A person who has a vivid like-like dream while in a coma may experience their dreamworld in exactly the same way you and I experience the real world.

Everything in the dream looks, feels, tastes and smells just as real as real life.

This is also how a lucid dreamer experiences a lucid dream.

However, this is where the similarity ends.

Although the original meaning of the term lucid dreaming only meant vivid like-like dream experiences, it is now used to describe vivid like-like dream experiences that can be controlled and molded as the dreamer sees fit.

A lucid dream is therefore a controlled dream.

During a lucid dream the dreamer will have different areas of the brain engaged compared to a normal dreamer.

The dreamer is also fully conscious during the dream and is in a much more heightened brain state that someone in a coma even someone experiencing a vivid coma dream.

What causes lucid dreaming?

I have covered in a previous article what causes lucid dreams and I urge you to read that article if you have any remaining doubts, about possible coma ensuing from a lucid dream, after finishing this one.

Basically a lucid dream is the result of heightened brain activity during sleep. However, this is not abnormal nor is it anything to be concerned about.

When lucid dreaming the dreamer exhibits electrical activity in areas of the brain that are usually dormant during sleep. Areas of the brain that are engaged and active during waking consciousness are activated in a lucid dream.

This leads to the dreamer becoming conscious during the dream state because areas of the brain are firing in the same way they would be if the person were awake.

There is nothing abnormal going on in the brain of a lucid dreamer. The dreamer is just accessing normal parts of the brain that they, and you and I, use every minute of the waking day.

So, there is nothing dangerous going on that could cause the dreamer to fall into a coma – their brain and body is working perfectly normally.

As I covered before a lucid dreamer cannot get stuck in a lucid dream, (which would be the equivalent of falling into a coma), because they will wake up normally after their sleep cycle has completed and they can be woken up by someone else at any time.


Lucid dreaming cannot put you in a coma. Although lucid dreaming can affect reality in different ways it cannot negatively affect your physical body in any way whatsoever.

Just as you cannot die in a lucid dream, you cannot fall into a coma either. The mind/body state a lucid dreamer is in, is completely different to someone who is in a coma.

A coma is a medical condition that is caused by very specific damage done to the brain and body such as head trauma, substance abuse, stroke or disease, for example.

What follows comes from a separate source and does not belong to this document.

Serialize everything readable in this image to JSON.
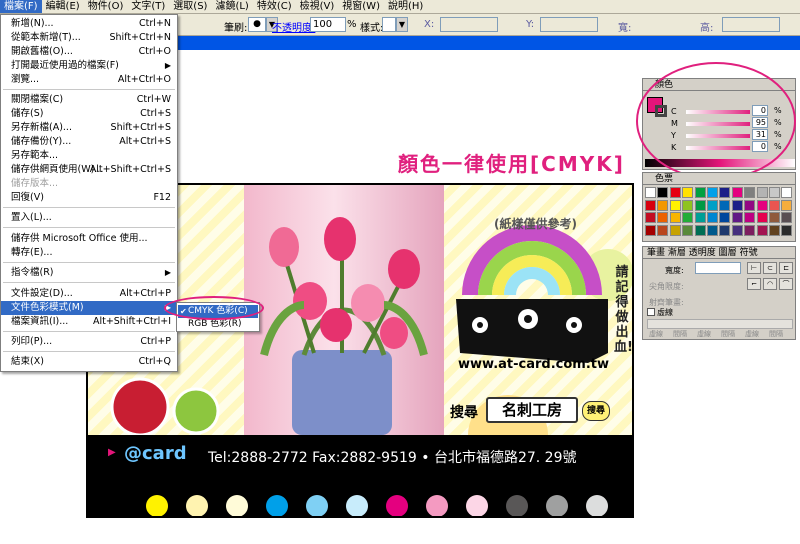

Lucid dreaming is the same as normal dreaming expect the dreamer has increased brain activity in areas of the brain that are usually only active during the waking state. Nothing abnormal is happening in the brain.

It is not bad to lucid dream. There are no negative physical effects that can come from experiencing the state of lucid dreaming. The state of coma and lucid dreaming are completely different and neither can cause the other to happen.